Dell has been leading on using sustainable packaging for its computers and other products, and today announced a goal to achieve a waste-free packaging stream by 2020.
It will do that in two ways:
- 100% of packaging will be sourced from sustainable materials, including recycled and rapidly renewable content, or material that was formerly part of the waste stream
- 100% of packaging will be either easily recyclable or compostable at the end of its life.
More than half of Dell’s packaging already meets the criteria.
"Packaging is often the first part of our products that customers see and touch. From that first interaction, we want to ensure our customers know we’re dedicated to operating in an environmentally responsible manner, and we want to make it easier for them to be sustainable as well," says Trisa Thompson, vice president of corporate responsibility for Dell.
For notebooks made in China, Dell will use wheat straw packaging for cardboard boxes, which is currently burned by many Chinese farmers because they don’t see a use for the agricultural waste.
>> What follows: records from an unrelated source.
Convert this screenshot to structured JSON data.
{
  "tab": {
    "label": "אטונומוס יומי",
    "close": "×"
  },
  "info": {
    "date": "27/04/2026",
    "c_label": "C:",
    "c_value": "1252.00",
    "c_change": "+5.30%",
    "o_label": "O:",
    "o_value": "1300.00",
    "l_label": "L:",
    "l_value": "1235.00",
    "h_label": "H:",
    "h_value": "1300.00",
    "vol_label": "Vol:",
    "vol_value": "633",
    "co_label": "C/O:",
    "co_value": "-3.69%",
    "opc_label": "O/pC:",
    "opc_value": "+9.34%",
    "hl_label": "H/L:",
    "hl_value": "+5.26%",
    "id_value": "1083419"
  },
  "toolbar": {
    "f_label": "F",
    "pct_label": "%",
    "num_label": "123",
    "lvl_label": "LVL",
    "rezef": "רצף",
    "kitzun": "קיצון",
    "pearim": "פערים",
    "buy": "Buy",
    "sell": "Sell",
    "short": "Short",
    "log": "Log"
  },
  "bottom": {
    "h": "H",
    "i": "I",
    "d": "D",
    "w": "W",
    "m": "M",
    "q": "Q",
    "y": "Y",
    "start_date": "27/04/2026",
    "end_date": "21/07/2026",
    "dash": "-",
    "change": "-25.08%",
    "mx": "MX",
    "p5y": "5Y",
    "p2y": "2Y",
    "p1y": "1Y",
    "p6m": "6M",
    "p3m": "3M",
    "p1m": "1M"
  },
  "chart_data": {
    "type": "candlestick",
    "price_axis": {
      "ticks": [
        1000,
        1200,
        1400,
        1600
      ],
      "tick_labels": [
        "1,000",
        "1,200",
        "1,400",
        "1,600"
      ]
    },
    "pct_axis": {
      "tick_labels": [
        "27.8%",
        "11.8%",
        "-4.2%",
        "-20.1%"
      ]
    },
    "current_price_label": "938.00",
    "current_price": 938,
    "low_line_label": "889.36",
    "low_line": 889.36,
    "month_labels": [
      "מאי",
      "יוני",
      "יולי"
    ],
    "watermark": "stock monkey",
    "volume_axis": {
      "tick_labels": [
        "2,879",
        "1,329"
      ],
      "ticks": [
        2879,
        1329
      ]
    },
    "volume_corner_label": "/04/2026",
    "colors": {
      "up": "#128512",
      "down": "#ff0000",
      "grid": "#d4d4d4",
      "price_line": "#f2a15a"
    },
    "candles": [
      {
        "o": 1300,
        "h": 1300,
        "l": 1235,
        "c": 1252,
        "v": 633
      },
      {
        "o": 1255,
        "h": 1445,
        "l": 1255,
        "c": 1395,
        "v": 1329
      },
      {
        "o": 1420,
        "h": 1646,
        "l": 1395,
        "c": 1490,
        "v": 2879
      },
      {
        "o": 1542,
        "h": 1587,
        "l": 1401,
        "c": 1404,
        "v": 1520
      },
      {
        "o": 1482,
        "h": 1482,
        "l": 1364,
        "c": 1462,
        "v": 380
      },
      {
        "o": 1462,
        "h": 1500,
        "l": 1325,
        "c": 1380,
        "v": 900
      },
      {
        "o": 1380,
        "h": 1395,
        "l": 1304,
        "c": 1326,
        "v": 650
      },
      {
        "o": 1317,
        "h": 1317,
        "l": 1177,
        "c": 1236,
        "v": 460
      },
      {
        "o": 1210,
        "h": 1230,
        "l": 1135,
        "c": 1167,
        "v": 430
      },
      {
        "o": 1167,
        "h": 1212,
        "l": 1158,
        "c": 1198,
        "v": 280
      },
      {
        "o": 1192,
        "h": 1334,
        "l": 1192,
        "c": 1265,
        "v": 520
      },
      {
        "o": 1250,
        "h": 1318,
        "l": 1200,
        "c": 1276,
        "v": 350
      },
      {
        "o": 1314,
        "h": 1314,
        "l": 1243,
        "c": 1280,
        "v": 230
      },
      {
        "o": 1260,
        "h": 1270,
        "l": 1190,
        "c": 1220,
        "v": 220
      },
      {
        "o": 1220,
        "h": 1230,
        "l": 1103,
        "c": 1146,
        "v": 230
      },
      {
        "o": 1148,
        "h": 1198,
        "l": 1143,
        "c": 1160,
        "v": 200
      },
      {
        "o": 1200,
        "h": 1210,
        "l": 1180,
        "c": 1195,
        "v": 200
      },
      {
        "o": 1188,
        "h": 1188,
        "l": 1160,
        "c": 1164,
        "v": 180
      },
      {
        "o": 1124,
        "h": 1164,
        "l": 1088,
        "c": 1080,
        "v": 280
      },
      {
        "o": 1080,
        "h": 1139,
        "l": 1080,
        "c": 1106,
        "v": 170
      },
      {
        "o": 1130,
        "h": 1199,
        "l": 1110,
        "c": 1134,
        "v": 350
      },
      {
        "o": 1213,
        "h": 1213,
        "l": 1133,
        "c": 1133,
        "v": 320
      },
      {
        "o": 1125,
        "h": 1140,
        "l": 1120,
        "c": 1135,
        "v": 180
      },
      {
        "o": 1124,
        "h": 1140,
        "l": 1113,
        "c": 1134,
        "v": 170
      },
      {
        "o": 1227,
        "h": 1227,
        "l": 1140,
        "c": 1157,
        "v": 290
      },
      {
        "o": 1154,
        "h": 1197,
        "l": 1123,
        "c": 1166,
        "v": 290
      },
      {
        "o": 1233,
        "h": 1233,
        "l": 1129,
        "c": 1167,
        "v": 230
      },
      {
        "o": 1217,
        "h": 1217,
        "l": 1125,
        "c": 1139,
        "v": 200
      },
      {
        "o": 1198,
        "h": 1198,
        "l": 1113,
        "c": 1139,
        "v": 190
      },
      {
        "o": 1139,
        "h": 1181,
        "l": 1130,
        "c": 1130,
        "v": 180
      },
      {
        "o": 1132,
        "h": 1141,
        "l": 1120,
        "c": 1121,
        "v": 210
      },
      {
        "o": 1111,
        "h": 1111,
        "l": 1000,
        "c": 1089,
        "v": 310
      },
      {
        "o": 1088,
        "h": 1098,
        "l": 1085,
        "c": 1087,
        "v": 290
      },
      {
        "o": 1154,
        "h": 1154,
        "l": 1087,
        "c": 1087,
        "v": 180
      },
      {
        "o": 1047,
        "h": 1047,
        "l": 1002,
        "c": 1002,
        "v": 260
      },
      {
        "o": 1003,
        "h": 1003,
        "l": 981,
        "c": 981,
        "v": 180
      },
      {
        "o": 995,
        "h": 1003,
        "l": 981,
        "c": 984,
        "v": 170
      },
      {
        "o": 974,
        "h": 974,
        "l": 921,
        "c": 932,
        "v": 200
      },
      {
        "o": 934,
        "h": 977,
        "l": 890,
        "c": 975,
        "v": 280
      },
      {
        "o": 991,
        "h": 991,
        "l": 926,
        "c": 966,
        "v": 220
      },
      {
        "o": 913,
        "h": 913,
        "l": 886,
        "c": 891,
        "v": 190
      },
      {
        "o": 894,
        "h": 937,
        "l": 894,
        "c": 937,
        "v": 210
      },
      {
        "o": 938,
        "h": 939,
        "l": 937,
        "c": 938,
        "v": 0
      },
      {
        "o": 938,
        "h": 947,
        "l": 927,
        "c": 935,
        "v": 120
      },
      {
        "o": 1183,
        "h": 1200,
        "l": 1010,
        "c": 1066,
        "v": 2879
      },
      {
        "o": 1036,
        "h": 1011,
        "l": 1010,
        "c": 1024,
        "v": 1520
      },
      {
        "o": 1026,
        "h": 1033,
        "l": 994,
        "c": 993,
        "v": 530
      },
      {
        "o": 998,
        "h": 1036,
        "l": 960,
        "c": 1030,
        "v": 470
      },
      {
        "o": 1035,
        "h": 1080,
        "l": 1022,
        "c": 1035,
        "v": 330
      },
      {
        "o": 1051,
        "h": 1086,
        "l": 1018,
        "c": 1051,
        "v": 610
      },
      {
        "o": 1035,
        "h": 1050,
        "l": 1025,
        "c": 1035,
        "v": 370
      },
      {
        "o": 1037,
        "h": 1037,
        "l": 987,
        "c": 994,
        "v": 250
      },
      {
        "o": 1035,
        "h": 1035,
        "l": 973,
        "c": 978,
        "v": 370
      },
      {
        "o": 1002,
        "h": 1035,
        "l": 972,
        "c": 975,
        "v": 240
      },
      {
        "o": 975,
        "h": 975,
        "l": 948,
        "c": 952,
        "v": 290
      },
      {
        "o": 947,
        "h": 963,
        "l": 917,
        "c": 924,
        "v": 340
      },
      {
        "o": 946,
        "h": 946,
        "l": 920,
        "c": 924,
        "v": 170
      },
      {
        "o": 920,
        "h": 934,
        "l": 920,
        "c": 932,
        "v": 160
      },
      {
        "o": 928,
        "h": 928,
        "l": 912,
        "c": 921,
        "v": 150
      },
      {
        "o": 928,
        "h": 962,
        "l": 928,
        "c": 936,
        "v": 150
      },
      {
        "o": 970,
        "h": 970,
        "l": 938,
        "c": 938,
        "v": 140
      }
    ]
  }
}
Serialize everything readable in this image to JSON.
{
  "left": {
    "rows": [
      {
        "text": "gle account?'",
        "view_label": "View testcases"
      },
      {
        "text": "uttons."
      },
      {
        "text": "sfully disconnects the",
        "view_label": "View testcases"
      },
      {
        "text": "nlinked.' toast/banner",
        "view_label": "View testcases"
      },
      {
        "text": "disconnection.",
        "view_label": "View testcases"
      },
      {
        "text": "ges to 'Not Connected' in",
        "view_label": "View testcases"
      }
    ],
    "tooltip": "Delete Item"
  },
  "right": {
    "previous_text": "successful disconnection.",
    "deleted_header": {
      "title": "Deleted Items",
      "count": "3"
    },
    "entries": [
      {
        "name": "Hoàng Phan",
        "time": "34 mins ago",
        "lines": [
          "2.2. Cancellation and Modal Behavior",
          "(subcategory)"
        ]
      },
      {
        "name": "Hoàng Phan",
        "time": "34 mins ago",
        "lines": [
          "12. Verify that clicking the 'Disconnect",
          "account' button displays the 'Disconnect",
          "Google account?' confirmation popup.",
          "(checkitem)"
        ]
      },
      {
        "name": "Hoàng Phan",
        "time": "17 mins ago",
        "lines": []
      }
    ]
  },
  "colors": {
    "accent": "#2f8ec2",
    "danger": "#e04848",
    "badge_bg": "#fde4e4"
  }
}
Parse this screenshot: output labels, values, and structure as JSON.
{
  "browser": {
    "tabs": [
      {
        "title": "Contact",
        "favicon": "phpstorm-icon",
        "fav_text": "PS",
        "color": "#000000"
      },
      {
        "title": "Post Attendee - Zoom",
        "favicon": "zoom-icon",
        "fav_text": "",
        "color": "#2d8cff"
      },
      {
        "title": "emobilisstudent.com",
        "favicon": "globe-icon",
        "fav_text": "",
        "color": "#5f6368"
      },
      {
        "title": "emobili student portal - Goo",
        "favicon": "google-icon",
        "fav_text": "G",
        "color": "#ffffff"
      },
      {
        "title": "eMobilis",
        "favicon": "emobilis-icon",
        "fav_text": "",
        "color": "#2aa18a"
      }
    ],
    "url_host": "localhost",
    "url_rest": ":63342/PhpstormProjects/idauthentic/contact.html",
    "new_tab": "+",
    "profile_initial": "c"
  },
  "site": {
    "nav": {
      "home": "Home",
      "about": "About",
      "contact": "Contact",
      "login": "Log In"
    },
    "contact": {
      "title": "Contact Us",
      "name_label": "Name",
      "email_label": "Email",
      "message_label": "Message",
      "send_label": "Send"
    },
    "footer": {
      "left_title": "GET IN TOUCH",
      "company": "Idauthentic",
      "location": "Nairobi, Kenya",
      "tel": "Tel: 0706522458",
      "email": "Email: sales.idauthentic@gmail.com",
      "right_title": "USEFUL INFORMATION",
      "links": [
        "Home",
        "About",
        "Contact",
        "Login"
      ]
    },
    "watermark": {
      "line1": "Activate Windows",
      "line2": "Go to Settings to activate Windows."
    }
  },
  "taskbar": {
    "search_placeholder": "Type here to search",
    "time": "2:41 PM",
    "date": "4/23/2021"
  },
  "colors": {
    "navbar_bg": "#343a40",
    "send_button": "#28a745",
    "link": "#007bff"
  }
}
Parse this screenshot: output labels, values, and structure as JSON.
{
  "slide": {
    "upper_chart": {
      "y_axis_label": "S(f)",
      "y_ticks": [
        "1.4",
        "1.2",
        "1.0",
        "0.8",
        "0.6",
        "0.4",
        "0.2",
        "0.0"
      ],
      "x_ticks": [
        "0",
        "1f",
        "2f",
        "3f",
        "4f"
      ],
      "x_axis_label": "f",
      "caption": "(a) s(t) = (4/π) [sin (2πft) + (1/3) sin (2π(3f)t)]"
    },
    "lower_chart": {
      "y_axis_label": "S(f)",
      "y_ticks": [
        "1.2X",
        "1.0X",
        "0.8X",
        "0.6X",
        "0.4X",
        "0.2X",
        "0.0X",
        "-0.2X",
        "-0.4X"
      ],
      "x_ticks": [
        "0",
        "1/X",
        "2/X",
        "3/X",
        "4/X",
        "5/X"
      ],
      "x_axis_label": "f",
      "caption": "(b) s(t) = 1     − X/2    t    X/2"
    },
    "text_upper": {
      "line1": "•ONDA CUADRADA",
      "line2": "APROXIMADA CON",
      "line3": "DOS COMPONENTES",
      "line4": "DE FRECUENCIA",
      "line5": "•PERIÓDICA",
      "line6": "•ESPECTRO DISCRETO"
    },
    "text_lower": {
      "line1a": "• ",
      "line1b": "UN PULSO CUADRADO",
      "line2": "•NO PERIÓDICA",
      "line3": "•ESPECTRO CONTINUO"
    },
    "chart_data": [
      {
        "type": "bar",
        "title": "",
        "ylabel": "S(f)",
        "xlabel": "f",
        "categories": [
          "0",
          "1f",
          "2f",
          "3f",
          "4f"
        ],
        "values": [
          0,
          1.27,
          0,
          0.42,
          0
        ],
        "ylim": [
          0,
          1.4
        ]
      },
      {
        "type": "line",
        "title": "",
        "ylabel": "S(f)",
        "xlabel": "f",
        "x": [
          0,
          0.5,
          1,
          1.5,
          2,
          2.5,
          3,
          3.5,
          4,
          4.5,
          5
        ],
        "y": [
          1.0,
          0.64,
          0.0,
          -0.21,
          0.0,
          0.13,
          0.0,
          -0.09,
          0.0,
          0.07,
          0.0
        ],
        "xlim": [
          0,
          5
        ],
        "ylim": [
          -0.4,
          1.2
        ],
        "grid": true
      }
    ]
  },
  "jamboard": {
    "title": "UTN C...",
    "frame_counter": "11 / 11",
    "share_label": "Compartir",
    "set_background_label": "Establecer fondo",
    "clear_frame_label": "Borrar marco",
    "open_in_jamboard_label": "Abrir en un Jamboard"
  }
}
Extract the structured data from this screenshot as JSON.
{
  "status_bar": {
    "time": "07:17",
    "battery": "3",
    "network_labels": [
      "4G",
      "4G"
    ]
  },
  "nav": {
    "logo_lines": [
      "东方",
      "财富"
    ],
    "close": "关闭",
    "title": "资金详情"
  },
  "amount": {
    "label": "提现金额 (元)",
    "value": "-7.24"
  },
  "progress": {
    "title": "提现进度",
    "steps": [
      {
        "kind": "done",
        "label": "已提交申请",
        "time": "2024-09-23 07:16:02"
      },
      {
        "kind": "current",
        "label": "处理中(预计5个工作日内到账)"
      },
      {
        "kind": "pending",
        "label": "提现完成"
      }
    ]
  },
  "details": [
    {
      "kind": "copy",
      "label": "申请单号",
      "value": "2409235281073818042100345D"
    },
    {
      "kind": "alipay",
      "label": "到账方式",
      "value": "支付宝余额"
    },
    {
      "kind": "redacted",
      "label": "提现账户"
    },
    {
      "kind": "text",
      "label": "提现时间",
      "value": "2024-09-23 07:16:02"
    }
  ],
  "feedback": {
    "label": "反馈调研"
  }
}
That contributes to air pollution and associated health issues there, which has become a huge problem.
The boxes will look and perform like regular cardboard and can be recycled the same way.
This August, Dell will start mixing it with recycled cardboard, ramping it up until its all wheatstraw. It will be sourced from farmers in Jiangsu Province, cutting their carbon emissions. An enzymatic process will be used to pulp the wheatstraw, modeled on the way cows digest grass – the process cuts energy use by 40% and water by almost 90% in comparison to chemical pulping.
Other innovative materials Dell has been using include bamboo cushions that replace foam for shipping light products like notebooks and mushroom packaging to replace foam for heavier products such as servers. Both materials are recyclable or compostable.
Dell explains the process of making mushroom packaging, made by Ecovative Design:
"Waste products like cotton hulls are placed in a mold which is then inoculated with mushroom spawn. Our cushions take 5-10 days to grow as the spawn, which become the root structure – or by the scientific name, mycelium – of the mushroom. All the energy needed to form the cushion is supplied by the carbohydrates and sugars in the agricultural waste. There’s no need for energy based on carbon or nuclear fuels."
As of last year, Dell cut the size of packaging by 12%, increased the amount of recycled and renewable content by 40% and met its goal of ensuring that 75% of packaging can be recycled at the curb. This work eliminated more than 20 million pounds of packaging material and saved $18 million since 2008.
The company takes a lifecycle approach to sustainability that includes using smarter materials, energy efficiency, environmental standards and easy recycling.
Unfortunately, it’s also a big at offshoring jobs. As of 2011, it made most of its computers abroad, cut 7,300 jobs in the US while creating 4,300 jobs overseas. It was named the Greenest Company in America by Newsweek in 2010.